College students in the 1990s had it right when they collectively asked, “What would Jesus do?” Our task of building the kingdom will present many challenges and we will be forced to stand against the tide of contemporary life that seeks, like the tsunami, to drown out our voice. This should be no surprise, however. Paul says his efforts in working for Christ will be tested; the same is true for us. He also told his followers that the wisdom of God is absurdity to the world: “You will be hated by all because of my name. But the one who endures to the end will be saved” (Mt 10:22). We must persevere and never lose hope.
Building God’s kingdom is not for the faint of heart; it takes courage, strength and persistence.
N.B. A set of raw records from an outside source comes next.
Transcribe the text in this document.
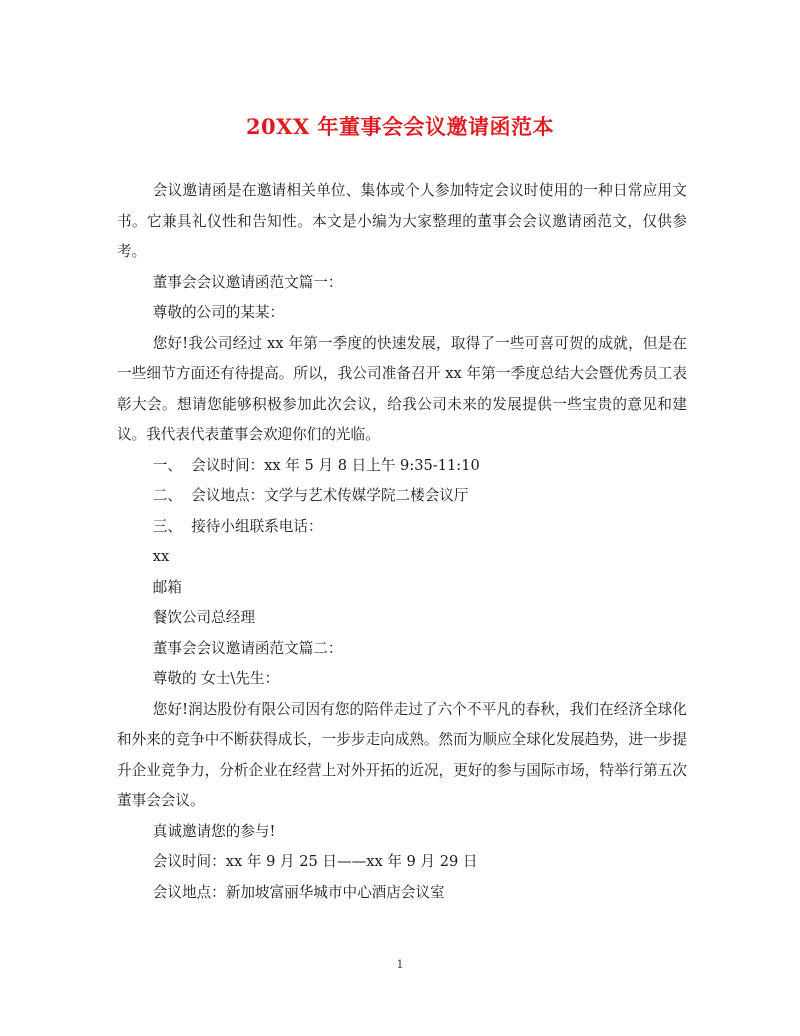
20XX 年董事会会议邀请函范本

会议邀请函是在邀请相关单位、集体或个人参加特定会议时使用的一种日常应用文书。它兼具礼仪性和告知性。本文是小编为大家整理的董事会会议邀请函范文，仅供参考。

董事会会议邀请函范文篇一：

尊敬的公司的某某：

您好!我公司经过 xx 年第一季度的快速发展，取得了一些可喜可贺的成就，但是在一些细节方面还有待提高。所以，我公司准备召开 xx 年第一季度总结大会暨优秀员工表彰大会。想请您能够积极参加此次会议，给我公司未来的发展提供一些宝贵的意见和建议。我代表代表董事会欢迎你们的光临。

一、  会议时间：xx 年 5 月 8 日上午 9:35-11:10

二、  会议地点：文学与艺术传媒学院二楼会议厅

三、  接待小组联系电话：

xx

邮箱

餐饮公司总经理

董事会会议邀请函范文篇二：

尊敬的 女士\先生：

您好!润达股份有限公司因有您的陪伴走过了六个不平凡的春秋，我们在经济全球化和外来的竞争中不断获得成长，一步步走向成熟。然而为顺应全球化发展趋势，进一步提升企业竞争力，分析企业在经营上对外开拓的近况，更好的参与国际市场，特举行第五次董事会会议。

真诚邀请您的参与!

会议时间：xx 年 9 月 25 日——xx 年 9 月 29 日

会议地点：新加坡富丽华城市中心酒店会议室

1
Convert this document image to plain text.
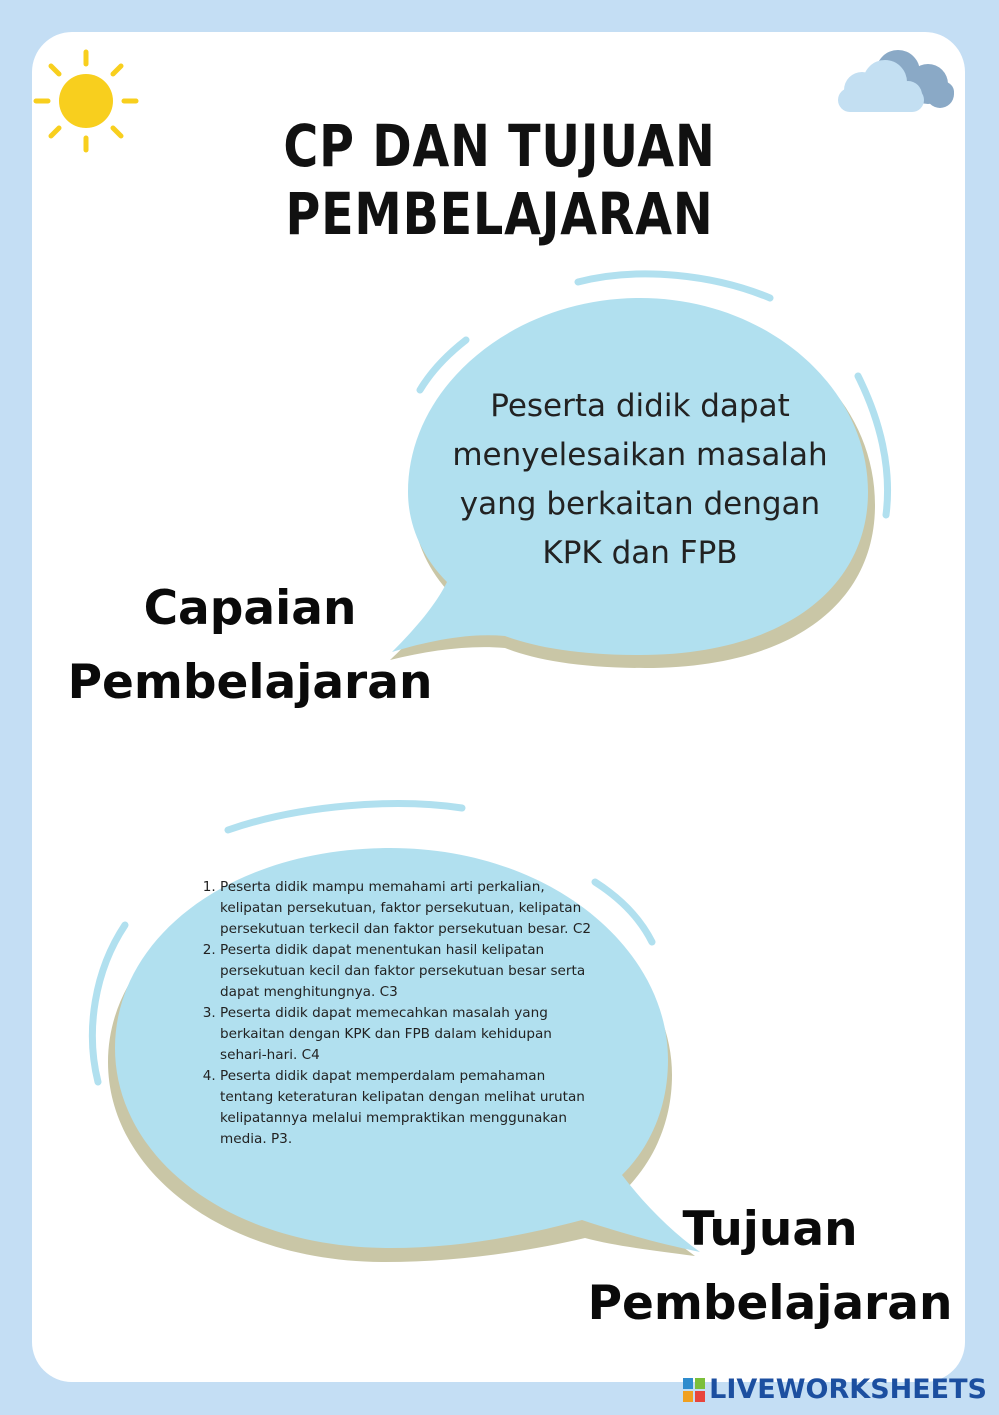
CP DAN TUJUAN PEMBELAJARAN
Peserta didik dapat
menyelesaikan masalah
yang berkaitan dengan
KPK dan FPB
Capaian
Pembelajaran
1. Peserta didik mampu memahami arti perkalian, kelipatan persekutuan, faktor persekutuan, kelipatan persekutuan terkecil dan faktor persekutuan besar. C2
2. Peserta didik dapat menentukan hasil kelipatan persekutuan kecil dan faktor persekutuan besar serta dapat menghitungnya. C3
3. Peserta didik dapat memecahkan masalah yang berkaitan dengan KPK dan FPB dalam kehidupan sehari-hari. C4
4. Peserta didik dapat memperdalam pemahaman tentang keteraturan kelipatan dengan melihat urutan kelipatannya melalui mempraktikan menggunakan media. P3.
Tujuan
Pembelajaran
LIVEWORKSHEETS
But let us never think that, if the task is too difficult, we can relax and let others take the lead. No, Jesus, the foundation of our faith and the one to whom we will return, demands more from us, especially from the ordained. As Jesus (Lk 12:48b) says, “From everyone to whom much has been given, much will be required; and from the one to whom much has been entrusted, even more will be demanded.” Thus, we need to roll up our sleeves and get to work in a common unified effort.
Let us take up the challenge of building God’s kingdom upon Christ the rock foundation. We have a good example of how disaster brought the world together. Let us not wait until disaster strikes the Christian community; rather let us act now so the Scriptures may be fulfilled and Jesus’ plan may come to full fruition: “That they may all be one. As you, Father, are in me and I am in you, may they also be in us, so that the world may believe that you sent me” (Jn 17:21). TP
FATHER GRIBBLE, C.S.C., writes from North Easton, Massachusetts.